Golden Hours

“You must have been warned against letting the golden hours slip by;
but some of them are golden only because we let them slip by.”*

During the hour immediately before sunrise and the one immediately before sunset, the natural light is warmer and softer than the other daylight hours.  These two periods, known as the golden hours, are revered by professional photographers, times when they capture those dreamy, moody, beautiful shots that others admire and envy.  

The evening golden hour is, by far, my favourite time to shoot.  There’s a kind of magic that happens in the gloaming; a glorious solasta before the sun dips below the horizon.  The wind, if there was one that day, is dying, animals are returning to their lairs, birds to their nests, kiddos are being corralled for bath and bedtime rituals and a very peaceful quietude begins.  Suspended animation.

That same stillness and serenity occurs during certain moments of one’s life.  Hospice and Palliative workers, for instance, when speaking of their patients’ last hours, often describe them as golden hours, when the patients cease to struggle, calm acceptance takes over at their surety the end is close.  

In the ED, for instance, the first hour(s) after the occurrence of a traumatic injury or catastrophic cardiac event, are called the golden hours — the critical period for successful emergency treatment and recovery during which time suspended animation is often employed.

There was a moment of suspended animation in my life, forty-six years ago today…

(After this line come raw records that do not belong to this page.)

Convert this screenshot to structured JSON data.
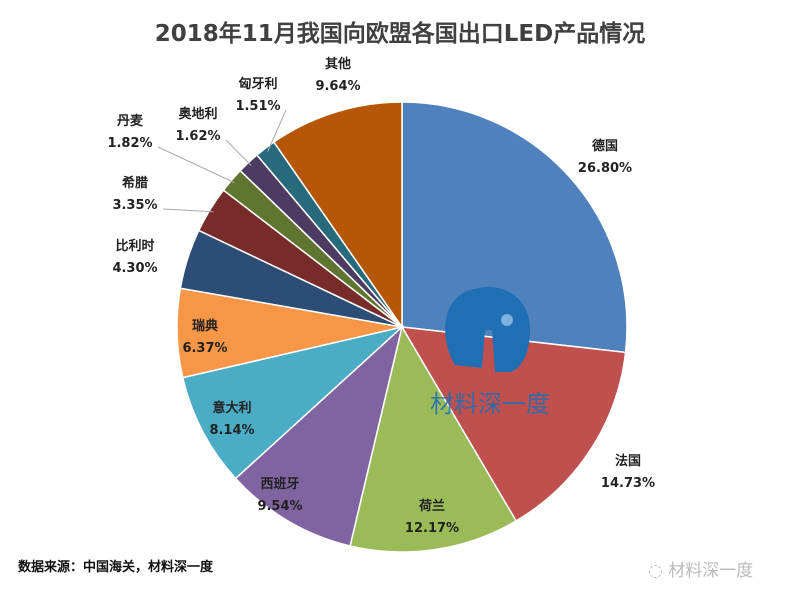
{
  "chart_data": {
    "type": "pie",
    "title": "2018年11月我国向欧盟各国出口LED产品情况",
    "start": "top",
    "direction": "clockwise",
    "slices": [
      {
        "label": "德国",
        "value": 26.8,
        "text": "26.80%",
        "color": "#4f81bd"
      },
      {
        "label": "法国",
        "value": 14.73,
        "text": "14.73%",
        "color": "#c0504d"
      },
      {
        "label": "荷兰",
        "value": 12.17,
        "text": "12.17%",
        "color": "#9bbb59"
      },
      {
        "label": "西班牙",
        "value": 9.54,
        "text": "9.54%",
        "color": "#8064a2"
      },
      {
        "label": "意大利",
        "value": 8.14,
        "text": "8.14%",
        "color": "#4bacc6"
      },
      {
        "label": "瑞典",
        "value": 6.37,
        "text": "6.37%",
        "color": "#f79646"
      },
      {
        "label": "比利时",
        "value": 4.3,
        "text": "4.30%",
        "color": "#2c4d75"
      },
      {
        "label": "希腊",
        "value": 3.35,
        "text": "3.35%",
        "color": "#772c2a"
      },
      {
        "label": "丹麦",
        "value": 1.82,
        "text": "1.82%",
        "color": "#5f7530"
      },
      {
        "label": "奥地利",
        "value": 1.62,
        "text": "1.62%",
        "color": "#4d3b62"
      },
      {
        "label": "匈牙利",
        "value": 1.51,
        "text": "1.51%",
        "color": "#276a7c"
      },
      {
        "label": "其他",
        "value": 9.64,
        "text": "9.64%",
        "color": "#b65708"
      }
    ]
  },
  "source": "数据来源：中国海关，材料深一度",
  "watermark": "材料深一度",
  "footer_brand": "材料深一度",
  "footer_icon": "wechat-icon"
}
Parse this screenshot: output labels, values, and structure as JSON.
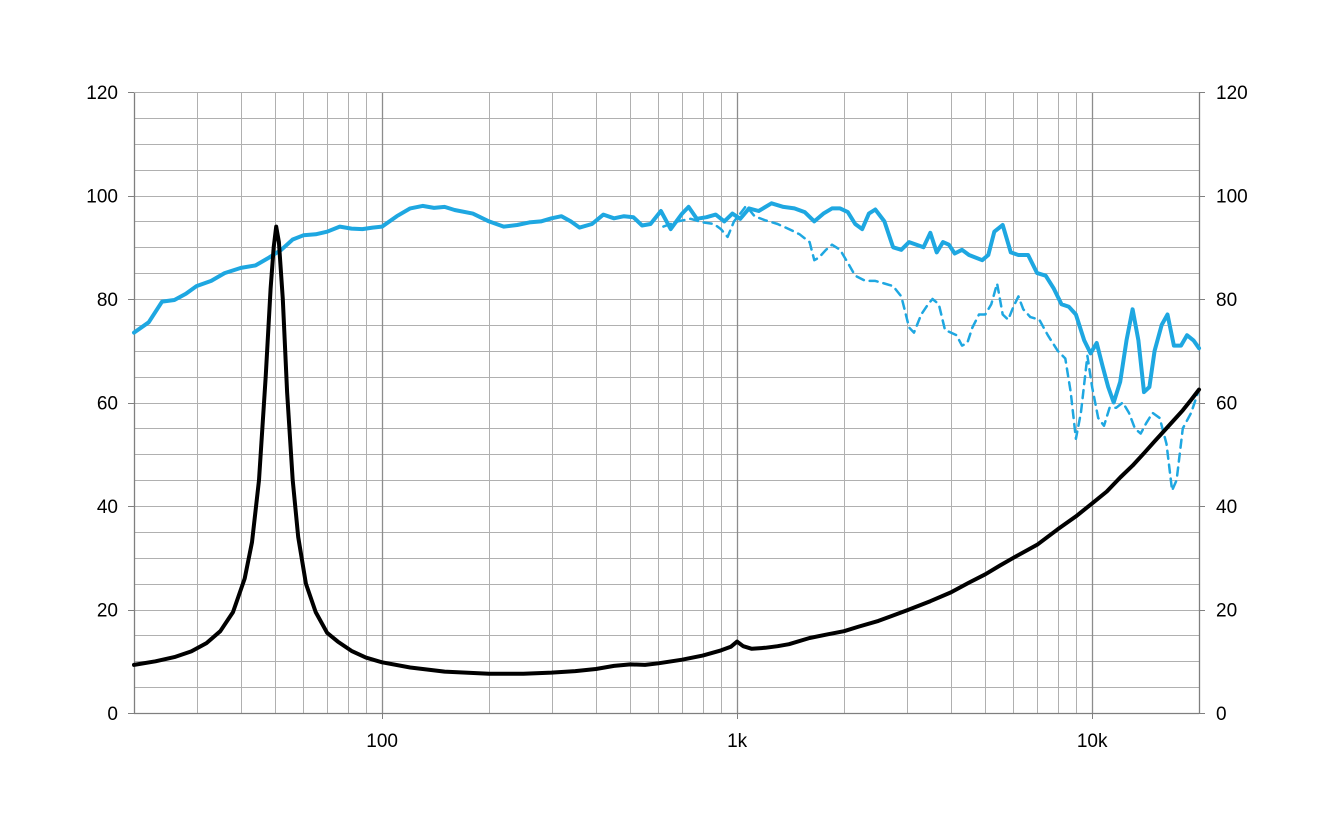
{
  "chart_data": {
    "type": "line",
    "title": "",
    "xlabel": "",
    "ylabel": "",
    "x_scale": "log",
    "xlim": [
      20,
      20000
    ],
    "ylim": [
      0,
      120
    ],
    "y_ticks": [
      0,
      20,
      40,
      60,
      80,
      100,
      120
    ],
    "y_right_ticks": [
      0,
      20,
      40,
      60,
      80,
      100,
      120
    ],
    "x_ticks": [
      {
        "value": 100,
        "label": "100"
      },
      {
        "value": 1000,
        "label": "1k"
      },
      {
        "value": 10000,
        "label": "10k"
      }
    ],
    "grid": true,
    "legend": "none",
    "colors": {
      "response": "#1ea7e1",
      "off_axis": "#1ea7e1",
      "impedance": "#000000",
      "grid": "#a6a6a6"
    },
    "series": [
      {
        "style": "solid",
        "color": "#1ea7e1",
        "points": [
          [
            20,
            73.5
          ],
          [
            22,
            75.5
          ],
          [
            24,
            79.5
          ],
          [
            26,
            79.8
          ],
          [
            28,
            81.0
          ],
          [
            30,
            82.5
          ],
          [
            33,
            83.5
          ],
          [
            36,
            85.0
          ],
          [
            40,
            86.0
          ],
          [
            44,
            86.5
          ],
          [
            48,
            88.0
          ],
          [
            52,
            89.5
          ],
          [
            56,
            91.5
          ],
          [
            60,
            92.3
          ],
          [
            65,
            92.5
          ],
          [
            70,
            93.0
          ],
          [
            76,
            94.0
          ],
          [
            82,
            93.6
          ],
          [
            88,
            93.5
          ],
          [
            94,
            93.8
          ],
          [
            100,
            94.0
          ],
          [
            110,
            96.0
          ],
          [
            120,
            97.5
          ],
          [
            130,
            98.0
          ],
          [
            140,
            97.6
          ],
          [
            150,
            97.8
          ],
          [
            160,
            97.2
          ],
          [
            180,
            96.5
          ],
          [
            200,
            95.0
          ],
          [
            220,
            94.0
          ],
          [
            240,
            94.3
          ],
          [
            260,
            94.8
          ],
          [
            280,
            95.0
          ],
          [
            300,
            95.6
          ],
          [
            320,
            96.0
          ],
          [
            340,
            95.0
          ],
          [
            360,
            93.8
          ],
          [
            390,
            94.5
          ],
          [
            420,
            96.3
          ],
          [
            450,
            95.6
          ],
          [
            480,
            96.0
          ],
          [
            510,
            95.8
          ],
          [
            540,
            94.2
          ],
          [
            570,
            94.5
          ],
          [
            610,
            97.0
          ],
          [
            650,
            93.5
          ],
          [
            700,
            96.5
          ],
          [
            730,
            97.8
          ],
          [
            770,
            95.5
          ],
          [
            820,
            95.8
          ],
          [
            870,
            96.3
          ],
          [
            920,
            95.0
          ],
          [
            970,
            96.5
          ],
          [
            1020,
            95.5
          ],
          [
            1080,
            97.5
          ],
          [
            1150,
            97.0
          ],
          [
            1250,
            98.5
          ],
          [
            1350,
            97.8
          ],
          [
            1450,
            97.5
          ],
          [
            1550,
            96.8
          ],
          [
            1650,
            95.0
          ],
          [
            1750,
            96.5
          ],
          [
            1850,
            97.5
          ],
          [
            1950,
            97.5
          ],
          [
            2050,
            96.8
          ],
          [
            2150,
            94.5
          ],
          [
            2250,
            93.5
          ],
          [
            2350,
            96.5
          ],
          [
            2450,
            97.3
          ],
          [
            2600,
            95.0
          ],
          [
            2750,
            90.0
          ],
          [
            2900,
            89.5
          ],
          [
            3050,
            91.0
          ],
          [
            3200,
            90.5
          ],
          [
            3350,
            90.0
          ],
          [
            3500,
            92.8
          ],
          [
            3650,
            89.0
          ],
          [
            3800,
            91.0
          ],
          [
            3950,
            90.5
          ],
          [
            4100,
            88.8
          ],
          [
            4300,
            89.5
          ],
          [
            4500,
            88.5
          ],
          [
            4700,
            88.0
          ],
          [
            4900,
            87.5
          ],
          [
            5100,
            88.5
          ],
          [
            5300,
            93.0
          ],
          [
            5600,
            94.3
          ],
          [
            5900,
            89.0
          ],
          [
            6200,
            88.5
          ],
          [
            6600,
            88.5
          ],
          [
            7000,
            85.0
          ],
          [
            7400,
            84.5
          ],
          [
            7800,
            82.0
          ],
          [
            8200,
            79.0
          ],
          [
            8600,
            78.5
          ],
          [
            9000,
            77.0
          ],
          [
            9500,
            72.0
          ],
          [
            9900,
            69.5
          ],
          [
            10300,
            71.5
          ],
          [
            10700,
            67.0
          ],
          [
            11100,
            63.0
          ],
          [
            11500,
            60.0
          ],
          [
            12000,
            64.0
          ],
          [
            12500,
            72.0
          ],
          [
            13000,
            78.0
          ],
          [
            13500,
            72.0
          ],
          [
            14000,
            62.0
          ],
          [
            14500,
            63.0
          ],
          [
            15000,
            70.0
          ],
          [
            15700,
            75.0
          ],
          [
            16300,
            77.0
          ],
          [
            17000,
            71.0
          ],
          [
            17800,
            71.0
          ],
          [
            18500,
            73.0
          ],
          [
            19300,
            72.0
          ],
          [
            20000,
            70.5
          ]
        ]
      },
      {
        "style": "dashed",
        "color": "#1ea7e1",
        "points": [
          [
            620,
            94.0
          ],
          [
            680,
            95.0
          ],
          [
            740,
            95.5
          ],
          [
            800,
            94.8
          ],
          [
            860,
            94.5
          ],
          [
            900,
            93.5
          ],
          [
            940,
            92.0
          ],
          [
            980,
            95.0
          ],
          [
            1020,
            96.5
          ],
          [
            1060,
            98.0
          ],
          [
            1120,
            96.0
          ],
          [
            1200,
            95.2
          ],
          [
            1300,
            94.5
          ],
          [
            1400,
            93.5
          ],
          [
            1500,
            92.5
          ],
          [
            1600,
            91.0
          ],
          [
            1650,
            87.5
          ],
          [
            1700,
            88.0
          ],
          [
            1780,
            89.5
          ],
          [
            1850,
            90.5
          ],
          [
            1950,
            89.5
          ],
          [
            2050,
            87.0
          ],
          [
            2150,
            84.5
          ],
          [
            2300,
            83.5
          ],
          [
            2450,
            83.5
          ],
          [
            2600,
            83.0
          ],
          [
            2750,
            82.5
          ],
          [
            2900,
            80.5
          ],
          [
            3050,
            74.5
          ],
          [
            3150,
            73.5
          ],
          [
            3300,
            77.0
          ],
          [
            3450,
            79.0
          ],
          [
            3550,
            80.0
          ],
          [
            3700,
            79.0
          ],
          [
            3850,
            74.0
          ],
          [
            4000,
            73.5
          ],
          [
            4150,
            73.0
          ],
          [
            4300,
            71.0
          ],
          [
            4450,
            71.5
          ],
          [
            4600,
            74.5
          ],
          [
            4800,
            77.0
          ],
          [
            5000,
            77.0
          ],
          [
            5200,
            79.0
          ],
          [
            5400,
            83.0
          ],
          [
            5600,
            77.0
          ],
          [
            5800,
            76.0
          ],
          [
            6000,
            78.5
          ],
          [
            6200,
            80.5
          ],
          [
            6400,
            78.0
          ],
          [
            6700,
            76.5
          ],
          [
            7100,
            76.0
          ],
          [
            7500,
            73.0
          ],
          [
            8000,
            70.0
          ],
          [
            8400,
            68.5
          ],
          [
            8700,
            62.0
          ],
          [
            9000,
            53.0
          ],
          [
            9300,
            58.0
          ],
          [
            9700,
            69.0
          ],
          [
            10000,
            63.0
          ],
          [
            10400,
            57.0
          ],
          [
            10800,
            55.5
          ],
          [
            11200,
            59.0
          ],
          [
            11700,
            59.0
          ],
          [
            12200,
            60.0
          ],
          [
            12700,
            58.0
          ],
          [
            13200,
            55.0
          ],
          [
            13700,
            54.0
          ],
          [
            14200,
            56.0
          ],
          [
            14800,
            58.0
          ],
          [
            15500,
            57.0
          ],
          [
            16200,
            52.0
          ],
          [
            16800,
            43.0
          ],
          [
            17300,
            45.0
          ],
          [
            18000,
            55.0
          ],
          [
            19000,
            58.0
          ],
          [
            20000,
            62.5
          ]
        ]
      },
      {
        "style": "solid",
        "color": "#000000",
        "points": [
          [
            20,
            9.3
          ],
          [
            23,
            10.0
          ],
          [
            26,
            10.8
          ],
          [
            29,
            11.9
          ],
          [
            32,
            13.5
          ],
          [
            35,
            15.8
          ],
          [
            38,
            19.5
          ],
          [
            41,
            26.0
          ],
          [
            43,
            33.0
          ],
          [
            45,
            45.0
          ],
          [
            47,
            65.0
          ],
          [
            48.5,
            82.0
          ],
          [
            49.5,
            90.0
          ],
          [
            50.3,
            94.0
          ],
          [
            51.2,
            91.0
          ],
          [
            52.5,
            80.0
          ],
          [
            54,
            62.0
          ],
          [
            56,
            45.0
          ],
          [
            58,
            34.0
          ],
          [
            61,
            25.0
          ],
          [
            65,
            19.5
          ],
          [
            70,
            15.5
          ],
          [
            75,
            13.8
          ],
          [
            82,
            12.0
          ],
          [
            90,
            10.7
          ],
          [
            100,
            9.8
          ],
          [
            120,
            8.8
          ],
          [
            150,
            8.0
          ],
          [
            200,
            7.6
          ],
          [
            250,
            7.6
          ],
          [
            300,
            7.8
          ],
          [
            350,
            8.1
          ],
          [
            400,
            8.5
          ],
          [
            450,
            9.1
          ],
          [
            500,
            9.4
          ],
          [
            550,
            9.3
          ],
          [
            600,
            9.6
          ],
          [
            700,
            10.3
          ],
          [
            800,
            11.1
          ],
          [
            900,
            12.1
          ],
          [
            960,
            12.8
          ],
          [
            1000,
            13.8
          ],
          [
            1040,
            12.9
          ],
          [
            1100,
            12.4
          ],
          [
            1200,
            12.6
          ],
          [
            1300,
            12.9
          ],
          [
            1400,
            13.3
          ],
          [
            1600,
            14.5
          ],
          [
            1800,
            15.2
          ],
          [
            2000,
            15.8
          ],
          [
            2200,
            16.7
          ],
          [
            2500,
            17.8
          ],
          [
            3000,
            19.8
          ],
          [
            3500,
            21.6
          ],
          [
            4000,
            23.3
          ],
          [
            4500,
            25.2
          ],
          [
            5000,
            26.8
          ],
          [
            5500,
            28.5
          ],
          [
            6000,
            30.0
          ],
          [
            7000,
            32.5
          ],
          [
            8000,
            35.5
          ],
          [
            9000,
            38.0
          ],
          [
            10000,
            40.5
          ],
          [
            11000,
            42.8
          ],
          [
            12000,
            45.5
          ],
          [
            13000,
            47.8
          ],
          [
            14000,
            50.2
          ],
          [
            15000,
            52.5
          ],
          [
            16000,
            54.6
          ],
          [
            17000,
            56.6
          ],
          [
            18000,
            58.5
          ],
          [
            19000,
            60.5
          ],
          [
            20000,
            62.5
          ]
        ]
      }
    ]
  }
}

In the room were my mum and dad, a nurse and a medical secretary who was frantically recording all the utterances of the learned gentlemen crowded around my bed: Gynecologist, Oncologist and, as TGH was then and is today one of the world’s preeminent teaching hospitals, a raft of attendant students with each specialist, all trying to make a favourable impression.  Mum had tears dribbling down her cheeks and dad’s face had gone ashen.  Neither asked a single question nor commented.  Not that day, anyway.  Terror.  That was my first reaction followed closely by horror when I heard full abdominal hysterectomy. But then, amid the frenetic babble and unfamiliar medical jargon, discussion of probable dates and times and locations, and despite the hoard in attendance, things went very, very quiet for me.  I saw their lips moving, saw the serious and concerned looks on all the faces, but inside my head, nothing.  Complete silence. Suspended animation.  A coping mechanism, obviously, but in my bubble I felt that calmness and stillness of the gloaming.  

It never happened again.

In the years since then I’ve spent hours of introspection, trying to make sense of that moment, to analyze my reaction and distraction in that hospital room.  To study every element, so that I might recognize its imminent arrival, should it recur.  Without success.  But I can recall that interlude of suspended animation with a scary clarity. 

Today was a cool, dull, damp day but right now, while I’m writing this post, the sun is out and there is the most magical of golden hours happening – one of the prettiest I’ve ever seen.  

While we’re under these stay-at-home orders, I hope you manage to find lots of exquisite moments, like this evening, to buoy your spirits and sustain your resolve.  Don’t allow the golden hours to slip by unnoticed.  

’Til next time, y’all…

*Sir James Mathew Barrie, 1st Baronet, OM.  Sir James was born in Kirriemuir, Scotland.  My dad was born in Leith, almost directly across the Firth of Forth from Angus where Kirrie (JM Barrie’s birthplace) is located which, of course, guaranteed he’d be one of Dad’s literary heroes.  Scots, hey?  Go figure!

Solasta is the Scottish word for luminous beauty.